Barnes ended up working with the cheetahs for fourteen years, and her contributions to the field are highlighted in the zoo guide Husbandry Manual for the Cheetah.
Breeding cheetahs is notoriously tough. Males and females need to be housed separately, and can only be introduced to each other periodically, when the female is at the right place in her estrus cycle. Male cheetahs are shy animals, and they don’t make a move until the female cheetah gives some awfully clear olfactory cues.
On occasions when the match-making worked, Barnes’ next challenge was to separate the couples after they’d finished. Usually the keepers could close a gate to separate the males and females, but the keepers also stayed in the pens in case more cheetah wrangling was needed.

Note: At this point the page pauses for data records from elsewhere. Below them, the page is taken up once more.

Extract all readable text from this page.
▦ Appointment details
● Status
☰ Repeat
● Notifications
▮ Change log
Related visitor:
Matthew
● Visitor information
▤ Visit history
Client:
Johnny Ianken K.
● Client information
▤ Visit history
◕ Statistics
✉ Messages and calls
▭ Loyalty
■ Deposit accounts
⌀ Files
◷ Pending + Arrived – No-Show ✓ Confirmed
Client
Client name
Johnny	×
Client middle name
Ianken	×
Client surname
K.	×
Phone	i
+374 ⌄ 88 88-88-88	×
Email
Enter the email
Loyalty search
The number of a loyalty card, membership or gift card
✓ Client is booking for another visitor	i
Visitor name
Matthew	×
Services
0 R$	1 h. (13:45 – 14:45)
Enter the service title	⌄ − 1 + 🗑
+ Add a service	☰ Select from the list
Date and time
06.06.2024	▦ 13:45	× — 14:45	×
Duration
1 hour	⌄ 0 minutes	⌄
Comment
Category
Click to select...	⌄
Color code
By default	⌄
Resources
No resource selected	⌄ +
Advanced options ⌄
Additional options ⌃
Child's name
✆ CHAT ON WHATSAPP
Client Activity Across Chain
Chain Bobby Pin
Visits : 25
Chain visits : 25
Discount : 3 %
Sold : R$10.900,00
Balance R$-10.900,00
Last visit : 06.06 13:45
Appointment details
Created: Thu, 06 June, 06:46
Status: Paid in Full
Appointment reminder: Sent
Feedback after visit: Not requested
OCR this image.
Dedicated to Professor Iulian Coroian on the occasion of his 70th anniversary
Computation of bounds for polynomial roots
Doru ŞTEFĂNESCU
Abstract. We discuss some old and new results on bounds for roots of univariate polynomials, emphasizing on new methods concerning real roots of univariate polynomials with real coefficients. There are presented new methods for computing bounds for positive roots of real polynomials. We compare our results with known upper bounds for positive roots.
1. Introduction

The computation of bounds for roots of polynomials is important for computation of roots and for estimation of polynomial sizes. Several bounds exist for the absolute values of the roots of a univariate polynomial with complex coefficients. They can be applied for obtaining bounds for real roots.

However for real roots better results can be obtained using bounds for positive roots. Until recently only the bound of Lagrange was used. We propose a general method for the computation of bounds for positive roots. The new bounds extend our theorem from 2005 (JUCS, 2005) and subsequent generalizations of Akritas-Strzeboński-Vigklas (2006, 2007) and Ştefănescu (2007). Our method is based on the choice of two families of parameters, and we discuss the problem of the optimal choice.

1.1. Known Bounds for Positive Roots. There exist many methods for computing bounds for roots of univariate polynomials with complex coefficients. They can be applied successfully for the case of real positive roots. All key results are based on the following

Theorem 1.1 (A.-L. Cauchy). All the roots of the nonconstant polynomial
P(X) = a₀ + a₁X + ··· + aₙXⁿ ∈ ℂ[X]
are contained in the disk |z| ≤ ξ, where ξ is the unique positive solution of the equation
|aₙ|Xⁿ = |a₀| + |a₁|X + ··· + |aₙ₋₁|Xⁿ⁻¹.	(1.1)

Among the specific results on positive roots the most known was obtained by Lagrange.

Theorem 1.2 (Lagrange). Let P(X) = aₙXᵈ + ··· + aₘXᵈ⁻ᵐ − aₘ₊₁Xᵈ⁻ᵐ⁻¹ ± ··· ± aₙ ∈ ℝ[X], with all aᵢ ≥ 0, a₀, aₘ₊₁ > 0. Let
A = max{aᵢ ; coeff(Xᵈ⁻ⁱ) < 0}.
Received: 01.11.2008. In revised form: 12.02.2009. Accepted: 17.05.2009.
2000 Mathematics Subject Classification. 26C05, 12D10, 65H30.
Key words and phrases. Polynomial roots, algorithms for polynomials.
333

In fact, Barnes went into the cheetah pens every day. Luckily, she found that cheetahs—despite their teeth and claws and speed—are fairly easy to intimidate. She says the cheetahs would often give her a “courtesy hiss” as they waited for their food at the gate. “Mostly, they were anxious to get to their food,” Barnes says.
After years working up in North County (and caring for the Safari Park’s lions, tigers and okapis as well) Barnes was eager for a shorter commute. She moved to a position as a senior keeper on the San Diego Zoo’s “cat string”—the name for the job managing many of the zoo’s cat species, such as leopards, snow leopards, jaguars, lynxes and cougars.
Barnes had a real soft spot for the snow leopards. “They had the most magnificent personalities,” Barnes says. The snow leopards were docile, almost like big house cats. Snow leopards are also very rare, making Barnes one of the few people to ever care for the species.
At the same time, Barnes often served as a zoo spokesperson. She gave tours of the big cat exhibits and often gave interviews to local media for zoo events, such as the birth of a new panda cub.
Barnes worked with the big cats for just over a year when she broke her ankle. At that point, Barnes felt ready to look for jobs outside the world of zoology. She landed at LJI, where she manages the day-to-day needs of four laboratories.
Barnes learned a lot from decades spent working with wildlife. She learned about their life cycles, of course, but she also observed fascinating aspects of animal behavior—both as a species and as individuals.
What holds true across species? “Their unpredictability,” says Barnes. “You can predict what they’ll probably do and you’ll be wrong,” she says.